Эмили шла рядом — уже не бегом. Просто шагом.
— Он… — тихо сказала она, не глядя на Гейла. — Он правда считает, что я… маленькая.
— Он считает, что ты полезная, — ответил Гейл. — И этого пока достаточно.
Она кивнула. И шаги у неё стали ровнее.
Тренировочный склад для подростков оказался меньше, чем Гейл ожидал, и громче — из-за одного человека.
— Да вы издеваетесь, — сказал заведующий складом, вытаскивая очередной бронежилет и даже не глядя на Эмили. — Это что, медицинский эксперимент? Или новая программа: «Скелет против пули»?
— Я всё слышу, — сухо сказала Эмили.
— А я всё вижу, — отрезал он. — И мне это не нравится.
Дейв. Так он представился — не протягивая руку, а сразу начиная ворчать. Мужик лет сорока с лишним, квадратный, как ящик с патронами, с руками, будто их вырубали из бетона. Из тех, кто знает наизусть вес каждой железки на складе и ненавидит всё, что не укладывается в таблицу.
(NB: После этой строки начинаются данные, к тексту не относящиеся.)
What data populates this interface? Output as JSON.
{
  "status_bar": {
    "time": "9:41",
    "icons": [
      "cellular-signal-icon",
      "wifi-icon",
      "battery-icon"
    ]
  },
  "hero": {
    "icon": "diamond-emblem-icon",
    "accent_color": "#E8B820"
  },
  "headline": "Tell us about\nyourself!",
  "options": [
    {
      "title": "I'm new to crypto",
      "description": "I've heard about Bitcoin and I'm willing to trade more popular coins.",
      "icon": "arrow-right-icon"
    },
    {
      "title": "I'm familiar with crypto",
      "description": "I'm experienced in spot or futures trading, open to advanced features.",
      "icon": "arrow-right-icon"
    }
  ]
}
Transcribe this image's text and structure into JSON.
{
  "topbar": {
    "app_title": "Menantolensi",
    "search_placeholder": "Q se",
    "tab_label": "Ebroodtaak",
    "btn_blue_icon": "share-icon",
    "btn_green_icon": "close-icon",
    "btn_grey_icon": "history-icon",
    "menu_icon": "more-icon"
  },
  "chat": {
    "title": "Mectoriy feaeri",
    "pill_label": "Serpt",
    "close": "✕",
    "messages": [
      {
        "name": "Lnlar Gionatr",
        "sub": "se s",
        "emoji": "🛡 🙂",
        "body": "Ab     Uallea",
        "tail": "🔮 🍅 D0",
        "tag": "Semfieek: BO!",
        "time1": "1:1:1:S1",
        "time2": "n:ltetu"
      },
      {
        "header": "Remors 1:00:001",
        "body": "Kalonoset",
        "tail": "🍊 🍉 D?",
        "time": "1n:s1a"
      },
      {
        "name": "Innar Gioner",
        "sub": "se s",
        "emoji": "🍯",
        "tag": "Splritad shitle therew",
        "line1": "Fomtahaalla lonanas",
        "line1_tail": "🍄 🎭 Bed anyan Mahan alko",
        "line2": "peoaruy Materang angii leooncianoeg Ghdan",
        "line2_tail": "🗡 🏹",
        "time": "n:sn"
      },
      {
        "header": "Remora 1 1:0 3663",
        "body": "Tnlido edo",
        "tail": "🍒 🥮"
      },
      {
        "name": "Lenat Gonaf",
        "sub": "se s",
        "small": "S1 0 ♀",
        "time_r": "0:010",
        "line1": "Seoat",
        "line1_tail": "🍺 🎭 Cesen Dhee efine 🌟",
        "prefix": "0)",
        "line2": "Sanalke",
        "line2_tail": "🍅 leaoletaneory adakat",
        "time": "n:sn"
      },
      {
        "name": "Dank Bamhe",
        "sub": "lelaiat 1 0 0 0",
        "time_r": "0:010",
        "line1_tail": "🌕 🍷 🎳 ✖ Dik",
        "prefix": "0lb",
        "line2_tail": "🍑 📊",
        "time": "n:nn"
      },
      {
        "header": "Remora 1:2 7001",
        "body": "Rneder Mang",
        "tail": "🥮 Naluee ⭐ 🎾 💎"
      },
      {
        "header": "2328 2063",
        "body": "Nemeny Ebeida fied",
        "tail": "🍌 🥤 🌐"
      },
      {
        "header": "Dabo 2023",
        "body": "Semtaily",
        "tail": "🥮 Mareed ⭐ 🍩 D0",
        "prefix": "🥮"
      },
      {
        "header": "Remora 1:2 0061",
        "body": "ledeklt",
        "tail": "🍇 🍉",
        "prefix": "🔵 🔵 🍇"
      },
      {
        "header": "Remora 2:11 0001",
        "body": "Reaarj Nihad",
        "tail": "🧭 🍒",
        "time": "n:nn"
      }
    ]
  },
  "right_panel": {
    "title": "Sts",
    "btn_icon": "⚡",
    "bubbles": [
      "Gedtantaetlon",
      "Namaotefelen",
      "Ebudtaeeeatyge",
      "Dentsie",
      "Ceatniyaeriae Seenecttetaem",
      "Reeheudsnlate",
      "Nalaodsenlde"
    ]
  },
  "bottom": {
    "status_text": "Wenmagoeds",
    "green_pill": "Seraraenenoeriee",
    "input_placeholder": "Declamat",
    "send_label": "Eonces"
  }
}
— Так, стой, — буркнул он и без церемоний развернул Эмили за плечо. — Ты сколько весишь?
— Это… — она запнулась. — Важный вопрос?
— Это единственный вопрос, — рявкнул Дейв. — Потому что если тебя сдует отдачей, я не хочу, чтобы это было на моей совести!
— Сорок пять… может, сорок восемь, — сказала Эмили неуверенно.
Дейв замер.
Потом медленно поднял на неё взгляд.
— Сорок… — он перевёл глаза на Гейла, будто тот должен был подтвердить. — …пять?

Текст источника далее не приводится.